To assess cardiac mortality risk among teens and young adult cancer survivors, the researchers looked at more than two lakh cancer survivors who were diagnosed with the disease between ages 15 to 39 and who survived at least five years after being diagnosed.
Overall, 6 per cent of the deaths were attributed to heart disease. Those diagnosed at ages 15 to 19 had 4.2 times higher risk of death from heart disease compared to their peers. But those who had the diagnosis at ages 35 to 39 had only a 1.2 times higher risk of death from heart disease.
The significance of age at diagnosis was most important for survivors of Hodgkin's lymphoma: 6.9 per cent of those diagnosed at ages 15-19 died of heart disease by age 55 compared to 2 per cent of those diagnosed at ages 35-39. In comparison, less than 1 per cent of people in the general population would die from heart disease by age 55.
Overall, survivors of Hodgkin's lymphoma had a 3.8 times greater risk of death from heart disease. Survivors of other types of cancer including leukaemia, genitourinary cancer, lung cancer and breast cancer also had a higher risk of death from heart disease.
Smoking a pack of cigarettes a day for a year causes 150 mutations in lung cells.
Smoking is linked to at least 17 types of cancer, but the process that leads to it is largely unknown. For the study in the journal Science, researchers assessed the genetic damage caused by smoking and identified several different mechanisms by which tobacco smoking causes mutations in DNA that lead to cancer.

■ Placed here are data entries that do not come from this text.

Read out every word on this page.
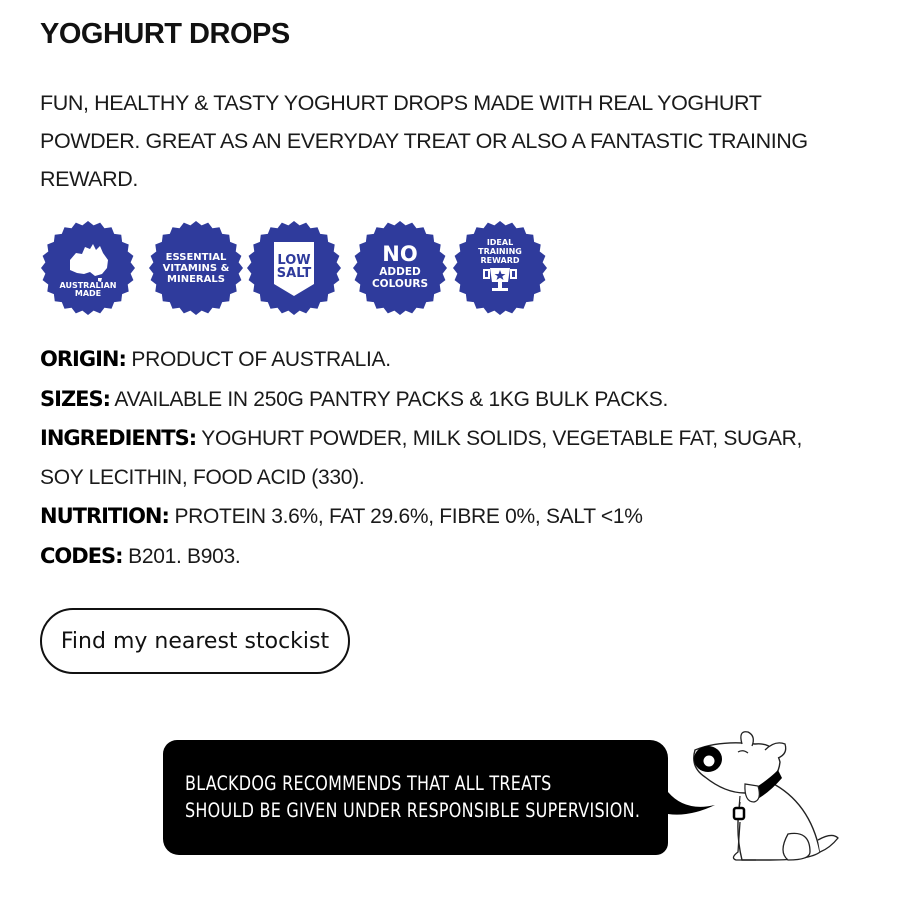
YOGHURT DROPS
FUN, HEALTHY & TASTY YOGHURT DROPS MADE WITH REAL YOGHURT POWDER. GREAT AS AN EVERYDAY TREAT OR ALSO A FANTASTIC TRAINING REWARD.
AUSTRALIAN
MADE
ESSENTIAL
VITAMINS &
MINERALS
LOW
SALT
NO
ADDED
COLOURS
IDEAL
TRAINING
REWARD
ORIGIN: PRODUCT OF AUSTRALIA.
SIZES: AVAILABLE IN 250G PANTRY PACKS & 1KG BULK PACKS.
INGREDIENTS: YOGHURT POWDER, MILK SOLIDS, VEGETABLE FAT, SUGAR, SOY LECITHIN, FOOD ACID (330).
NUTRITION: PROTEIN 3.6%, FAT 29.6%, FIBRE 0%, SALT <1%
CODES: B201. B903.
Find my nearest stockist
BLACKDOG RECOMMENDS THAT ALL TREATS
SHOULD BE GIVEN UNDER RESPONSIBLE SUPERVISION.
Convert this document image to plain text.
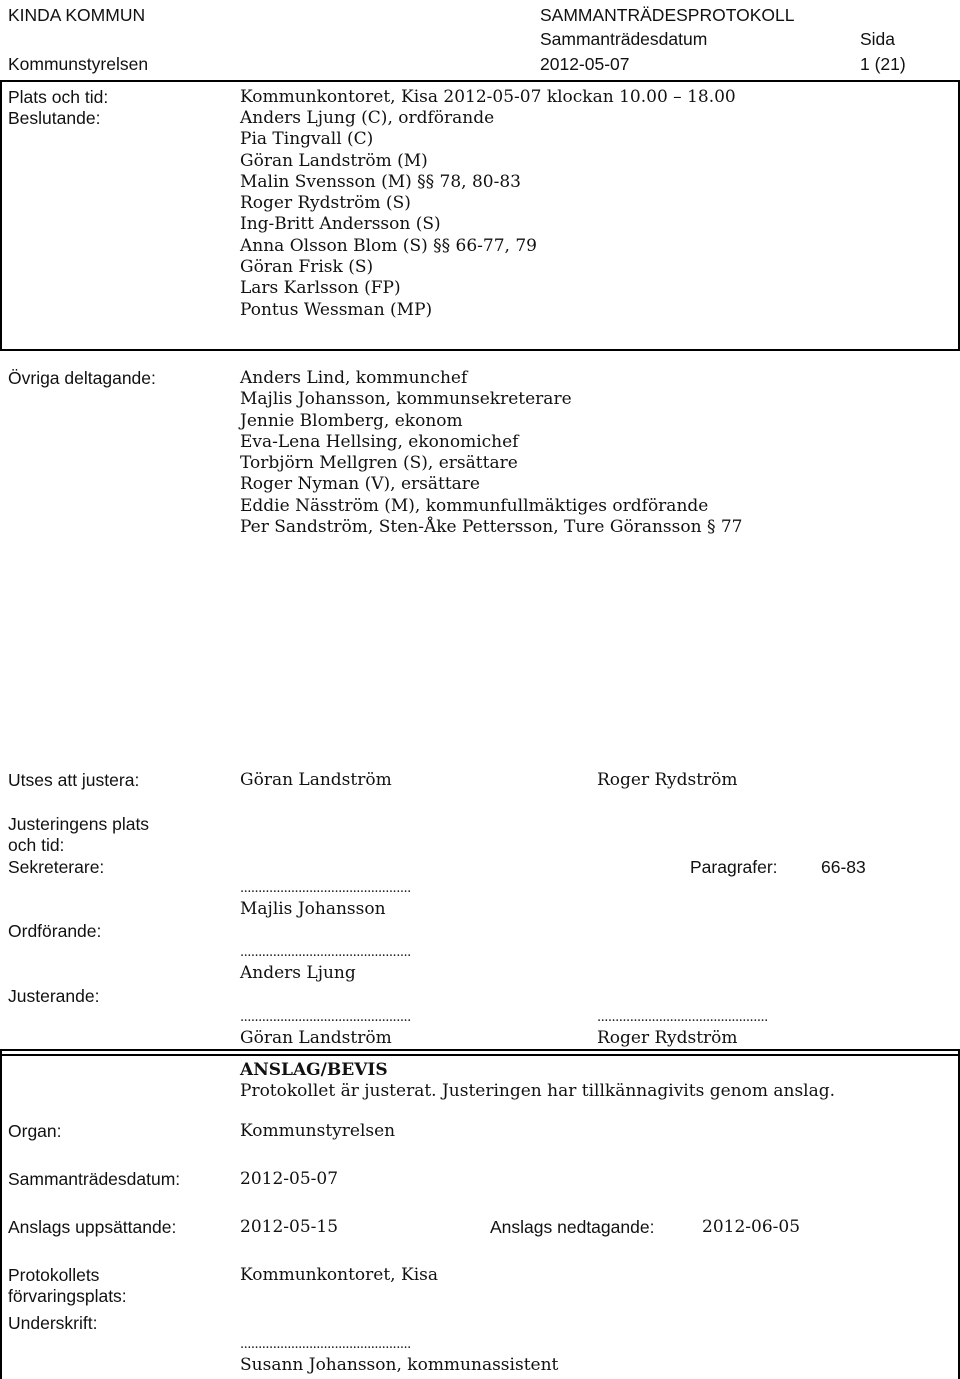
KINDA KOMMUN	SAMMANTRÄDESPROTOKOLL
Sammanträdesdatum	Sida
Kommunstyrelsen	2012-05-07	1 (21)
Plats och tid:	Kommunkontoret, Kisa 2012-05-07 klockan 10.00 – 18.00
Beslutande:	Anders Ljung (C), ordförande
Pia Tingvall (C)
Göran Landström (M)
Malin Svensson (M) §§ 78, 80-83
Roger Rydström (S)
Ing-Britt Andersson (S)
Anna Olsson Blom (S) §§ 66-77, 79
Göran Frisk (S)
Lars Karlsson (FP)
Pontus Wessman (MP)
Övriga deltagande:	Anders Lind, kommunchef
Majlis Johansson, kommunsekreterare
Jennie Blomberg, ekonom
Eva-Lena Hellsing, ekonomichef
Torbjörn Mellgren (S), ersättare
Roger Nyman (V), ersättare
Eddie Näsström (M), kommunfullmäktiges ordförande
Per Sandström, Sten-Åke Pettersson, Ture Göransson § 77
Utses att justera:	Göran Landström	Roger Rydström
Justeringens plats
och tid:
Sekreterare:	Paragrafer: 66-83
...............................................
Majlis Johansson
Ordförande:
...............................................
Anders Ljung
Justerande:
...............................................	...............................................
Göran Landström	Roger Rydström
ANSLAG/BEVIS
Protokollet är justerat. Justeringen har tillkännagivits genom anslag.
Organ:	Kommunstyrelsen
Sammanträdesdatum:	2012-05-07
Anslags uppsättande:	2012-05-15	Anslags nedtagande:	2012-06-05
Protokollets
förvaringsplats:
Kommunkontoret, Kisa
Underskrift:
...............................................
Susann Johansson, kommunassistent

For this, they compared over 5,000 cancer tumours of smokers and nonsmokers.
Smokers’ DNA had particular molecular fingerprints of damage called mutational signatures. They counted how many of these particular mutations were present in the different tumours.
"With this study, we have found that people who smoke a pack a day develop an average of 150 extra mutations in their lungs every year, which explains why smokers have such a higher risk of developing lung cancer,” the lead researcher added.
Mutations also happened in other organs. Smoking a pack a day led to a yearly average of 97 mutations in each cell in the larynx, 39 mutations for the pharynx, 23 mutations for the mouth, 18 mutations for the bladder, and six mutations in every cell of the liver.
Tobacco smoking is one of the most avoidable risk factors for cancer. It kills at least six million people every year. If this trend continues, more than 1 billion will die from tobacco-related causes in this century, according to the World Health Organization.
Did You Know
Palliative care should be offered to patients with advanced cancer early in the disease course, and not in the last weeks and months of life.
American Society for Clinical Oncology
WHO's word for moms-to-be
According to new guidelines from the WHO on antenatal care, pregnant women should see their health providers at least eight times to reduce the risk of stillbirths and pregnancy complications.
“More and better quality contacts between all women and their health providers throughout pregnancy will facilitate the uptake of preventive measures, timely detection of risks, reduces complications and addresses health inequalities,” noted WHO's director of Maternal, Newborn, Child and Adolescent Health.
Pregnant women should have their first doctor’s visit in the first 12 weeks’ gestation, followed by visits at 20, 26, 30, 34, 36, 38 and 40 weeks’ gestation.
Other recommendations include eating healthy and staying physically active during pregnancy; taking 30-60mg of iron supplements and 0.4mg folic acid daily during pregnancy; tetanus toxoid vaccination is recommended for all pregnant women; one ultrasound scan before 24 weeks’ gestation; and pregnant women should be asked about their current and past use of alcohol and other substances at every antenatal visit.
“Counselling about healthy eating, optimal nutrition and what vitamins or minerals women should take during pregnancy can go a long way in helping them and their developing babies stay healthy throughout pregnancy and beyond."